I motori diesel moderni inquinano meno di quelli a benzina: lo studio

La rivista Quattroruote ha fatto queste dichiarazioni, sulla base di un complesso test realizzato a Milano

Secondo quanto ha anticipato l’autorevole rivista Quattroruote, in base a delle analisi che sono state svolte su strada nella città di Milano, i moderni motori turbodiesel Euro 6d inquinano meno dei motori alimentati a benzina a iniezione diretta.

Questo è quanto è emerso durante una conferenza stampa tenuta da Quattroruote, ma vedremo nero su bianco i risultati dei test nel prossimo numero della rivista. Secondo quanto è stato dichiarato, quindi, i motori diesel di oggi rispondono perfettamente alle esigenze di tutelare l’ambiente e la salute delle persone e, grazie allo sviluppo delle tecnologie e alla presenza di sistemi di trattamento dei gas di scarico molto efficaci e sofisticati, le emissioni di ossidi di azoto sono ridotte, come anche quelle di particelle sottili.

Le quantità sono al di sotto dei limiti di legge e addirittura inferiori a quelle emesse dai motori a benzina a iniezione diretta. I tecnici hanno collaborato con Bosch, Mercedes e con l’ente indipendente Innovhub SSI e hanno fatto così un confronto fra tre modelli, una A 200 d turbodiesel, una B 160 benzina e una C 300 de ibrida plug-in con propulsore a gasolio, ripetendo le misurazioni in condizioni di guida reale su strade urbane.

I valori medi del numero di particelle e di emissioni di ossidi di azoto allo scarico sono stati misurati con il Pems, apparecchiatura collegata allo scarico, e con un dispositivo MSS speciale.
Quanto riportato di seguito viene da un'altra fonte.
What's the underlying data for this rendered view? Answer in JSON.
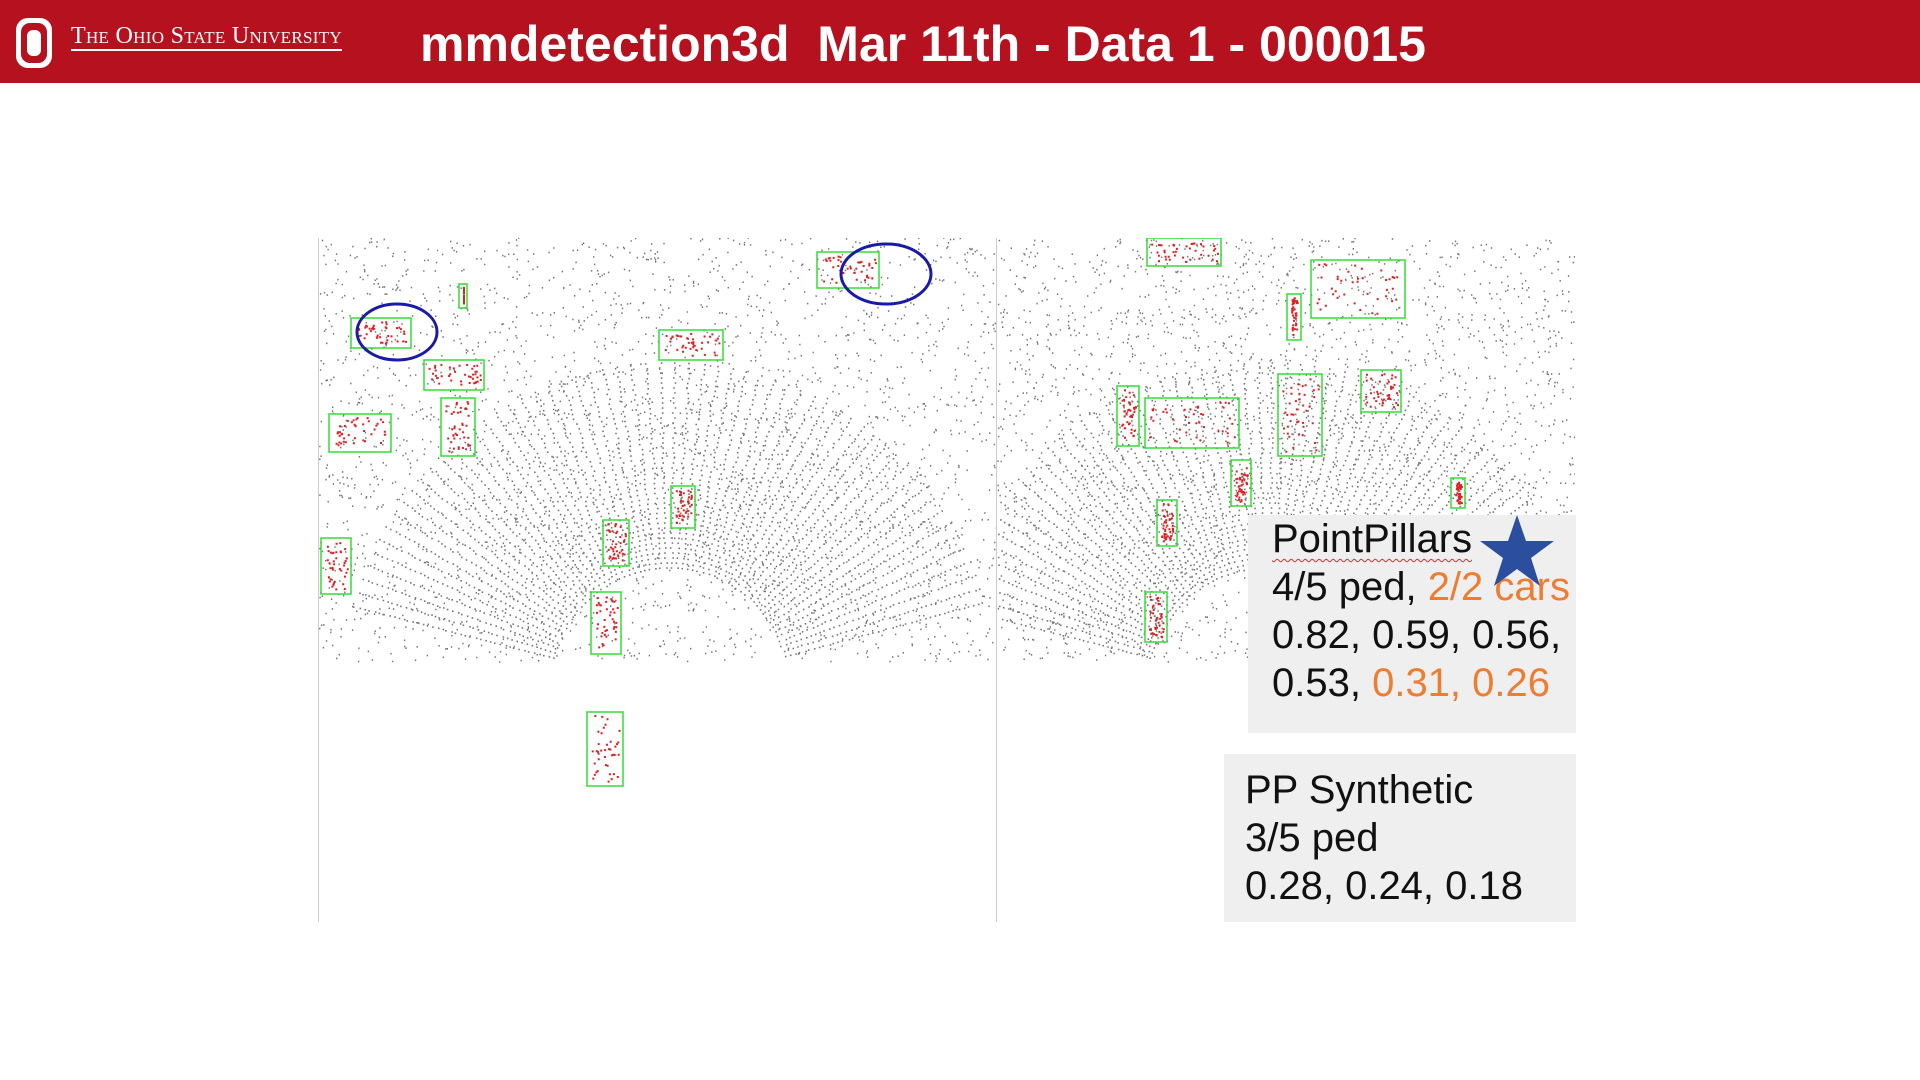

Quello che ne è emerso è che le emissioni del modello con motore turbodiesel erano inferiori rispetto a quelle dell’auto a benzina, sia per quanto riguarda i livelli di NOx che per quanto riguarda il PM, mentre il modello ibrido plug-in a gasolio è in vantaggio per gli NOx e invece e metà strada tra benzina e diesel per le particelle sottili.

Secondo quanto ha sottolineato Quattroruote, le tre auto che sono state testate hanno comunque fatto registrare livelli di emissioni inferiori rispetto a quello che è consentito dai limiti, non solo su strada, ma anche in laboratorio. “La Mercedes A 200 d ha fatto registrare 4,41 milligrammi al km di NOx nel test su strada e 3,4 microgrammi al metro cubo di polveri sottili a fronte di limiti di omologazione che sono rispettivamente di 114 milligrammi al km e 900 microgrammi al metro cubo nel caso dei test su strada e di 80 milligrammi al km e 600 microgrammi al metro cubo fissati come limiti nei ben più severi test in laboratorio”.

La Mercedes B 160 a benzina, seppur efficiente, ha fatto registrare “4,69 milligrammi al km di NOx e 10,9 microgrammi al metro cubo di PM”. Gianluca Pellegrini, direttore di Quattroruote, ha commentato: “I risultati ottenuti non ci hanno meravigliato, perché essendo a costante contatto con tutte le novità sappiamo bene a che livelli di efficienza siano arrivati ora i motori a gasolio. Questo test, se mai ce ne fosse stato bisogno, ribadisce che è assurdo e controproducente demonizzare il diesel e bloccare i modelli con filtro antiparticolato, dall’Euro 5 in su, nelle situazioni di forte inquinamento. Ciò che è invece indispensabile è una politica di incentivazione alle rottamazioni, per togliere dalle strade i vecchi modelli a gasolio che sono invece inquinanti”.